L'ouragan Angélique Kidjo s'amène et ne faiblira pas en touchant le continent. La chanteuse et militante vient de publier ses mémoires et elle sort mardi prochain son album Eve, en hommage aux femmes africaines.

Elle court toujours, Angélique Kidjo. En plus de 40 ans de scène - il faut bien compter sa participation à la troupe de théâtre de sa mère à 6 ans et ses débuts dans la chanson à l'âge de 9 ans -, l'artiste n'a jamais levé le pied ni baissé la voix.

Celle qui voulait faire carrière comme «avocate en droits de l'homme» est devenue, dans les faits, l'infatigable pasionaria de la cause des enfants, des femmes et, bien entendu, de l'Afrique.

Voilà le carburant de sa passion inextinguible. Angélique Kidjo mord l'injustice dès qu'elle se montre le bout du nez.

«L'histoire est racontée par ceux qui nous ont réduits à l'esclavage, soutient-elle. Le travail ne sera pas fini tant que ceux-là ne reconnaîtront pas leurs crimes.»

Son nouvel album, Eve - du prénom de sa mère -, se veut d'ailleurs un hommage à la résilience et à la beauté des femmes africaines qui continuent à souffrir d'injustices de toutes sortes.

«Mais la lutte des femmes est la même partout dans le monde.
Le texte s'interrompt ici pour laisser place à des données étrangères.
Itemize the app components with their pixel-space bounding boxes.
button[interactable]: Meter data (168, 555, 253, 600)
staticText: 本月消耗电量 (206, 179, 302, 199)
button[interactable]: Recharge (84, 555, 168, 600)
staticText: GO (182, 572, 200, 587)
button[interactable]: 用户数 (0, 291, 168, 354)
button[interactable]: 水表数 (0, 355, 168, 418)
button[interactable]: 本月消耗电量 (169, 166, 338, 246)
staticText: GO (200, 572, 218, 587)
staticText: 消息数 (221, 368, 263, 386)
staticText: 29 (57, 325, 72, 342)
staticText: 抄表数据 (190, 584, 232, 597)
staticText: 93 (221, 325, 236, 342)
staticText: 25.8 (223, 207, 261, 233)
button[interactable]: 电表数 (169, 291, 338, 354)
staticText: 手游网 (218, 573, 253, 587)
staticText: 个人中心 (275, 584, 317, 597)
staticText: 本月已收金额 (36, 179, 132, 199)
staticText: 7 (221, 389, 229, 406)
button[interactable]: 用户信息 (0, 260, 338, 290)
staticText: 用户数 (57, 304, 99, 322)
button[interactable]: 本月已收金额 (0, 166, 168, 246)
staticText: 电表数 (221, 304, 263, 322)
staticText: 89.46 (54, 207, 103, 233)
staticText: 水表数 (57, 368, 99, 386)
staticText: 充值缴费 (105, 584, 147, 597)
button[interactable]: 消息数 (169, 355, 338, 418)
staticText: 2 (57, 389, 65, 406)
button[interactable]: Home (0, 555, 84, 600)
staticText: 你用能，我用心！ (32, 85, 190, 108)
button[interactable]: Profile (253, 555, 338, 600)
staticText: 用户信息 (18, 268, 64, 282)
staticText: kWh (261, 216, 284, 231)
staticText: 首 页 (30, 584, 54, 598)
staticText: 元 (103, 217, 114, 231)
Qu'ils le veuillent ou non, les hommes devront se rendre compte que, sans les femmes, ils ne peuvent pas exister.»

Elle pourrait paraître agressive, l'Angélique chanteuse, dit comme ça. Mais ce serait passer sous silence son tout aussi grand sens de l'autodérision. «Je sais que je ne suis pas facile à vivre», dira-t-elle plusieurs fois en entrevue.

Sur son CD, pas de bisbille hommes-femmes, toutefois. Mme Kidjo est retournée en Afrique pour y recueillir des sons traditionnels qu'elle a retravaillés, y apposant sa marque de commerce.

Dans sa cuisine, les hommes sont aux fourneaux - les musiciens Lionel Loueke, Christian McBride et Steve Jordan, entre autres -, pendant qu'au salon, la voix et les paroles des femmes dominent - neuf chorales féminines ont participé à l'enregistrement.

Garçon et fille

Le volcan Kidjo ne se taira pas, mais il trouve un nouvel équilibre avec Eve, une paix propre à la musique. En fait, toute sa carrière musicale et sa vie se sont déroulées sur un fil, entre yin et yang.

Selon les croyances au Bénin, son pays d'origine, la chanteuse aurait dû naître garçon, son ancêtre protecteur étant un homme.

«Le Bon Dieu a dit à mes parents: vous m'avez assez cassé les oreilles avec un garçon, je l'ai commencé comme tel. Vous devez la prendre ainsi!», rigole la chanteuse au téléphone depuis son domicile new-yorkais.

Son autobiographie, Spirit Rising. My Life, My Music, nous apprend aussi que Mme 100 000 volts doit tout à cette famille africaine moderne: l'énergie d'une mère forte «sans une ride à 87 ans» et la force tranquille d'un père qui a tenu à envoyer ses filles à l'école.

La frêle jeune fille tâte très tôt des planches. Elle chante, elle danse et devient vite une star au Bénin. La situation politique - un gouvernement communiste oppressif - la contraint toutefois à l'exil à Paris en 1983.

«Mes parents étaient inquiets. Mais je leur ai dit que j'accepterais le plus humiliant des métiers s'il le fallait, mais que je ne deviendrais jamais prostituée. Ça les a rassurés», dit-elle.

L'ambassadrice de l'UNICEF, qui a côtoyé les grands de ce monde, de Mandela à Obama en passant par les Bono, Peter Gabriel et James Brown, ne rangera jamais sa désarmante franchise au placard.

En France, au début des années 80, elle étudie le jazz et rencontre Jean Hebrail, celui qui allait devenir son mari et le père de leur fille, Naïma (21 ans). Après toutes ces années, leur amitié reste des plus solides.

Angélique Kidjo s'est ensuite installée à New York en 1998 pour mener à bien des recherches sur l'esclavage, elle qui avait été marquée par la réalité de l'apartheid en Afrique du Sud, encore enfant. Elle y est restée, aidée en cela par la reconnaissance d'un prix Grammy en 2007.

«Je me suis rendu compte, à travers la musique d'abord, que les Noirs d'Amérique et d'Afrique partagent la même histoire, les mêmes identités et les mêmes douleurs des deux côtés l'océan. Cette cause me porte toujours, s'enflamme-t-elle, car on ne nous laisse jamais oublier la couleur de notre peau.»